As imagens de duas crianças indígenas expostas em uma mostra sobre a história brasileira na cidade de São Paulo causaram um impacto profundo em Micheliny Verunschk. Não era a primeira vez que a escritora e historiadora pernambucana via aquelas litogravuras, muito reproduzidas ao longo dos anos, mas se deparar com os retratos em grande dimensão e a história por trás deles despertou nela um incômodo que deu início a uma vasta pesquisa para resgatar, através de documentos históricos e da fabulação, a humanidade daquelas figuras. Esse processo resultou no recém-lançado livro O Som do Rugido da Onça (Companhia das Letras, 168 páginas, R$ 54,90).
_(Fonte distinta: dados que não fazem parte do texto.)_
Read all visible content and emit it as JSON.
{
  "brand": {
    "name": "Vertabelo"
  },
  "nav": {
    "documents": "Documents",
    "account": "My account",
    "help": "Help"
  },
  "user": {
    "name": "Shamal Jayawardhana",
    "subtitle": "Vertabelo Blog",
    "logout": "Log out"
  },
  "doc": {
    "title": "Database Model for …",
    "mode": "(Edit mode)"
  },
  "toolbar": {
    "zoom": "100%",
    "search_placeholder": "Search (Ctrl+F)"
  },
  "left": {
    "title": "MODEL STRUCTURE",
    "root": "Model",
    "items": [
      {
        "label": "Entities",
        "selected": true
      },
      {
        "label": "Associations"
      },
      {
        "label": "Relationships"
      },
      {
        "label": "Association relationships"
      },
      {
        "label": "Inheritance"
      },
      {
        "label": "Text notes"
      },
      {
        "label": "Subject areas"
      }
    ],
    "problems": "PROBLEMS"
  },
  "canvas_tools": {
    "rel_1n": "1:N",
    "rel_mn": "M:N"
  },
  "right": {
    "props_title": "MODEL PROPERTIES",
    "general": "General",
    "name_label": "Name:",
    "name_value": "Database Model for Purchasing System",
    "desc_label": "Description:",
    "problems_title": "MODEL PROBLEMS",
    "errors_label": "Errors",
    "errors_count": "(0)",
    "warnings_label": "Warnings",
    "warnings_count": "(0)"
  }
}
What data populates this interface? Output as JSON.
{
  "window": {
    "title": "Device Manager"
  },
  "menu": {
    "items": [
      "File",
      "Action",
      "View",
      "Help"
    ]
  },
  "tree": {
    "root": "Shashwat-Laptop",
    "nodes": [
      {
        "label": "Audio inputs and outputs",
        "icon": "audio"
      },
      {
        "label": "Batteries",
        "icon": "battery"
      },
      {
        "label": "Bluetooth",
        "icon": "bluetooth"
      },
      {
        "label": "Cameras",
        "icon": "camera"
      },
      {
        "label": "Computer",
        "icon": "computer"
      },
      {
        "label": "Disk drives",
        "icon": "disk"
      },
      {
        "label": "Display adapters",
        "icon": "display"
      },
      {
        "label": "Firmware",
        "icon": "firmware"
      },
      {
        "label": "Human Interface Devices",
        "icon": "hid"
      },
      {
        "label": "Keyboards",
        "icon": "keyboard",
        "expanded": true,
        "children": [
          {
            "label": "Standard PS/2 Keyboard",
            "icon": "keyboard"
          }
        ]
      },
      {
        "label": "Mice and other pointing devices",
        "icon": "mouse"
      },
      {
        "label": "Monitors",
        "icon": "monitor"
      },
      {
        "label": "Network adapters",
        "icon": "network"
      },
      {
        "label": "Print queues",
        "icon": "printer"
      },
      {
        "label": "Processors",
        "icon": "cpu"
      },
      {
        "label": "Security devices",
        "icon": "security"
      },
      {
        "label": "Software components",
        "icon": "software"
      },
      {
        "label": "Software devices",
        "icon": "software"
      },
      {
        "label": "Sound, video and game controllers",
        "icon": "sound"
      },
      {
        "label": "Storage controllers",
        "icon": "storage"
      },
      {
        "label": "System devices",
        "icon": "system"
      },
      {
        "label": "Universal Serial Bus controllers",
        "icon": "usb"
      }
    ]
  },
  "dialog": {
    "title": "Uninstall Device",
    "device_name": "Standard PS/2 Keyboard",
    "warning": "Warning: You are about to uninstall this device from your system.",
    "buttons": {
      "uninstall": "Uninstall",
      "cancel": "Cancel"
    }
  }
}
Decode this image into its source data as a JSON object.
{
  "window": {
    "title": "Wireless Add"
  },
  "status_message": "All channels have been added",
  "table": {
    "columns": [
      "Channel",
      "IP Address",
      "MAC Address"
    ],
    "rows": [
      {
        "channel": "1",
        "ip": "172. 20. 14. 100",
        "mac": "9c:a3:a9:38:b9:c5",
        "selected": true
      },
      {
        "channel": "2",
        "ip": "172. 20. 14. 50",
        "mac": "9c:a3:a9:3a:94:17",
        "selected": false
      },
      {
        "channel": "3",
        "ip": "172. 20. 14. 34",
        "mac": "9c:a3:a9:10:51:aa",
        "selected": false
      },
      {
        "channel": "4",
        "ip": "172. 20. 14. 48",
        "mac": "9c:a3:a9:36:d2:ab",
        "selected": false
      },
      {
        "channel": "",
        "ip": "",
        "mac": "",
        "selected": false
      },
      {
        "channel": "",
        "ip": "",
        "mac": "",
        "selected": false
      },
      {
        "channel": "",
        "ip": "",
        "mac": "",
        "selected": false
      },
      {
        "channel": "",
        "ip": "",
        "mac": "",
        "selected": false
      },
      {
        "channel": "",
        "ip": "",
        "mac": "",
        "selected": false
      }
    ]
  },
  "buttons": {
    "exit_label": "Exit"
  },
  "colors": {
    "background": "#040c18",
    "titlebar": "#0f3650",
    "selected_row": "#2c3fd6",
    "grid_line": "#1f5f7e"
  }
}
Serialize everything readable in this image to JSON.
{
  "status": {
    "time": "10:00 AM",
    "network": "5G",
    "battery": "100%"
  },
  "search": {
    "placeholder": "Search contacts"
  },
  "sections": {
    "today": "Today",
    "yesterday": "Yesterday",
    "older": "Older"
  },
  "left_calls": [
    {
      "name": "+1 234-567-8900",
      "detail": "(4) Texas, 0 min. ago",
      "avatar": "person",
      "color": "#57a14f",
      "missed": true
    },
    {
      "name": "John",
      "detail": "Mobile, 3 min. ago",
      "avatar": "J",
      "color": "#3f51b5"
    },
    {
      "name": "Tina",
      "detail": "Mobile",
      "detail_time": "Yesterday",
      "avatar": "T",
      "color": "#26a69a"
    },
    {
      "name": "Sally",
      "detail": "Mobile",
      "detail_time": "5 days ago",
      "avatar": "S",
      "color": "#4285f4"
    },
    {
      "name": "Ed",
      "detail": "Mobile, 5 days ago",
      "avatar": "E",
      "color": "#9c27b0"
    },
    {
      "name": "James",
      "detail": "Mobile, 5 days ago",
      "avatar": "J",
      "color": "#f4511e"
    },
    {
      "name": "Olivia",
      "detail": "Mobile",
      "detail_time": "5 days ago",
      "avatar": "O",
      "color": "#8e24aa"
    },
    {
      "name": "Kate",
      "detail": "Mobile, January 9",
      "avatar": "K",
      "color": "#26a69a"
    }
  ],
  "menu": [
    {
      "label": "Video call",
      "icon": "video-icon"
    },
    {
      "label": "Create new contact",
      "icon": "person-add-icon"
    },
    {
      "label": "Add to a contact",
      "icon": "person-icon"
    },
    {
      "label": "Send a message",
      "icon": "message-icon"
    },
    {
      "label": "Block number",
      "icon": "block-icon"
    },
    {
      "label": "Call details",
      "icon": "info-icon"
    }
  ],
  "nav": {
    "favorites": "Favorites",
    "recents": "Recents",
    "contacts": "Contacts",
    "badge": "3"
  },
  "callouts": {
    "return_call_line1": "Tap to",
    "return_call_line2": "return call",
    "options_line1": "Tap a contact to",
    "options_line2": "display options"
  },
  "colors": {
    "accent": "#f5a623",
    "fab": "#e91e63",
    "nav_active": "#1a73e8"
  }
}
Ao investigar os acontecimentos por trás daqueles retratos, a autora deu de cara com um problema histórico do Brasil: o extermínio e apagamento dos povos indígenas. A menina e o menino representados nas obras, identificados, respectivamente, como Miranha e Juri (denominação das etnias indígenas às quais pertenciam), foram retirados à força de suas terras e suas culturas e levados à Europa, onde eram apresentados como atrações exóticas na corte.
Os dois foram tirados do Brasil pelos naturalistas e exploradores alemães von Spix e von Martius, que chegaram ao Brasil em 1817, pouco depois de Portugal abrir os portos da então colônia para as nações amigas, integrando a maior expedição científica de exploração da fauna e flora brasileiras até hoje. Os europeus passaram três anos e percorreram 10 mil quilômetros, retornando à Alemanha com plantas, animais e seres humanos. Ao término da travessia no Atlântico, das oito crianças indígenas, apenas duas sobreviveram, sendo rebatizadas como Isabella e Johannes. Eles tinham entre 12 e 14 anos e faleceram poucos meses após chegarem à Europa.
"Até descobrir o que aquelas imagens me causavam, a razão de me perturbarem, e começar o processo de escrita, visitei muitas vezes a exposição — e continuei a visitar, durante e depois de terminar o livro — e ia direto para aquelas obras. Comecei a pesquisar sobre aquelas crianças e encontrei pouca coisa no Brasil, como um livro da professora Karen Macknow Lisboa. Como parte do livro se passa em Munique, eu precisava de detalhes da cidade que a pesquisa não me dava. Lancei um apelo nas minhas redes sociais para quem pudesse me ajudar e uma amiga que mora lá começou a me mandar material. Em Munique há um grupo de estudos decoloniais que fez um documento, o mais completo que encontrei, sobre essas crianças", conta a autora.
ONTEM É HOJE
Tendo como base esse material histórico, Micheliny Verunschk desenvolve uma história que busca imaginar quem eram aquelas crianças, seus passados e suas subjetividades diante do brutal desenraizamento que sofreram. Assim, a menina ganha o nome de Iñe-e e sua jornada encadeia diferentes planos temporais no livro. Como já é característico do projeto narrativo da escritora, os tempos se misturam em O Som do Rugido da Onça: passado, presente e futuro misturam-se sem rupturas.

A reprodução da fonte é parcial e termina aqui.